Another black variety of bollworm - a nocturnal pest called spodoptera which comes in the last phases of the cotton crop - is dealt with by placing little balls of rice bran and jaggery in the fields. The pests die on eating this. Finally, the jassids who also come in the last phase are attracted to small sheets of iron smeared with grease, placed in the fields. The insects get stuck to it at night, and can be cleaned out in the morning. In the fields we visited, cheerful bright yellow squares could be seen dotting the fields of rich crop.

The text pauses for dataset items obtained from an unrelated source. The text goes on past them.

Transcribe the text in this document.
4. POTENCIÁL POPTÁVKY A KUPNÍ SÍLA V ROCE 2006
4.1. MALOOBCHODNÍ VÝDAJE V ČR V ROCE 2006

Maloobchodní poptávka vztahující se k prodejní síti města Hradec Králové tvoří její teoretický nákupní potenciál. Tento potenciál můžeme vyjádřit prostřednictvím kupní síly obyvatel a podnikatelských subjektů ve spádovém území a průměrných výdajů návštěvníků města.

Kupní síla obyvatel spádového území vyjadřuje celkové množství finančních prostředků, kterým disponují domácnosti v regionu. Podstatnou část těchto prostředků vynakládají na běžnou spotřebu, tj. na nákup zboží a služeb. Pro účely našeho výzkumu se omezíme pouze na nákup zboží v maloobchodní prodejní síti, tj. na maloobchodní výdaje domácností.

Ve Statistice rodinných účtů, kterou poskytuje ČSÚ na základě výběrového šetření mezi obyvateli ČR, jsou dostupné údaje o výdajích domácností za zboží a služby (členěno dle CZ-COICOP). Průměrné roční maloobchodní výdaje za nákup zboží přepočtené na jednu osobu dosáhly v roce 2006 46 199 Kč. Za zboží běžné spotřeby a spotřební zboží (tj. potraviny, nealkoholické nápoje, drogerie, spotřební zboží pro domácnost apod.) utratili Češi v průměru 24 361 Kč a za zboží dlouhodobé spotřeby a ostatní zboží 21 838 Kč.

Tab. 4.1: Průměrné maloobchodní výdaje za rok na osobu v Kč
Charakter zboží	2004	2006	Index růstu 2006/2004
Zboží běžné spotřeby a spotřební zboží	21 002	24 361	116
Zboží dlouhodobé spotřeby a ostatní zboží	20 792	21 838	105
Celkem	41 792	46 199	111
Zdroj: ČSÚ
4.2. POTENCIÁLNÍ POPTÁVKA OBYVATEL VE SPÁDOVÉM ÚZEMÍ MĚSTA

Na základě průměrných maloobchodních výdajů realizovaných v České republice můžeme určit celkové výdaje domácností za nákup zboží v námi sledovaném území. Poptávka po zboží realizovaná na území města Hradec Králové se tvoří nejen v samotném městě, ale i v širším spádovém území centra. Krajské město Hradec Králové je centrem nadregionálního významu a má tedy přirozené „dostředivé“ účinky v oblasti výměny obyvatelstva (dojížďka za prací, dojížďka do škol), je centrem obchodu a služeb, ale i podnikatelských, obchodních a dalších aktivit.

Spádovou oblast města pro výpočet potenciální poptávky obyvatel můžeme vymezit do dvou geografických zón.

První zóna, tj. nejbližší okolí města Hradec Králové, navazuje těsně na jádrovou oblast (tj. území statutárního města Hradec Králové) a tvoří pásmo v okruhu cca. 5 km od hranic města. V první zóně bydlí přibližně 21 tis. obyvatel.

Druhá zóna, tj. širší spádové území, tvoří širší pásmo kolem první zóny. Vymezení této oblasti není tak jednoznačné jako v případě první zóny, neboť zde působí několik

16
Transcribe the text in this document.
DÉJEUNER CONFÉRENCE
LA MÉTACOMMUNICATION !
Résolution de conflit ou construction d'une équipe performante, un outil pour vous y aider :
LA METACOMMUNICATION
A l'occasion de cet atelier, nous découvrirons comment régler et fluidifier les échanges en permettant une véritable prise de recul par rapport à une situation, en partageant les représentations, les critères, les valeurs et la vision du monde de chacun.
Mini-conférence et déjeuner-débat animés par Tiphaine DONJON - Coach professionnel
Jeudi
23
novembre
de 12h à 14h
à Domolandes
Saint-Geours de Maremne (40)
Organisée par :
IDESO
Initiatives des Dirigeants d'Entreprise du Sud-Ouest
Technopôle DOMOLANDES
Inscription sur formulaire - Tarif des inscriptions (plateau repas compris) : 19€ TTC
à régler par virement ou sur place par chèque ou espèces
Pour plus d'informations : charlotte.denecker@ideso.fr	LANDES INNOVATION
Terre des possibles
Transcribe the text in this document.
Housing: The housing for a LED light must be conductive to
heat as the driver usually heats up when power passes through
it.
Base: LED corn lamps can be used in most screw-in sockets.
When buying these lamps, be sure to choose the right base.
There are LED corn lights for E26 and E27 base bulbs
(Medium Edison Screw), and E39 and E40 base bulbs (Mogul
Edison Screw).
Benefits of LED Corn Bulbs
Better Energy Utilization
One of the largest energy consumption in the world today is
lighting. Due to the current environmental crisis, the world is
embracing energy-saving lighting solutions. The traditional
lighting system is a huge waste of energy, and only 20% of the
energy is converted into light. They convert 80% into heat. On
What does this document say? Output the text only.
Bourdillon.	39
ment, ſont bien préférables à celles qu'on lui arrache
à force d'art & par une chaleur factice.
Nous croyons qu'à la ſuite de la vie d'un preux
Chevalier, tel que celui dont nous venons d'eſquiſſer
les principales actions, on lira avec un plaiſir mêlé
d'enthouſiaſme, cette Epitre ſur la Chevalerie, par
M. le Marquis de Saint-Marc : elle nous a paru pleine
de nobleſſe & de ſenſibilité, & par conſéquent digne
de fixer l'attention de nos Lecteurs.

Because of the increasing use of this method, local production of these natural inputs has already proved to be insufficient, and the local people are already purchasing neem seeds. Despite this, the money outlays on these are unbelievably low compared to the chemical pesticides in the market, and the system is apparently more effective in controlling pests and ensuring a healthy and non-toxic crop.
Of course, some people are not happy about this - particularly the pesticide companies. In the village bus stop, we saw how the detailed instructions that had been provided on the new pest management method had been completely covered up by pesticide advertisements. The companies are already aggressively campaigning against this natural system.
Despite this, the benefits are so self-evident that it is not surprising that word is spreading rapidly across rural areas and so many people are flocking here to learn about this method. In an agriculture ravaged by the aggressive penetration of commercial inputs with often dubious effects, this represents not only an important alternative but perhaps a major way forward in redirecting cultivation practices. This little village may be showing a way forward not only for other farmers in Andhra Pradesh, but for the whole country.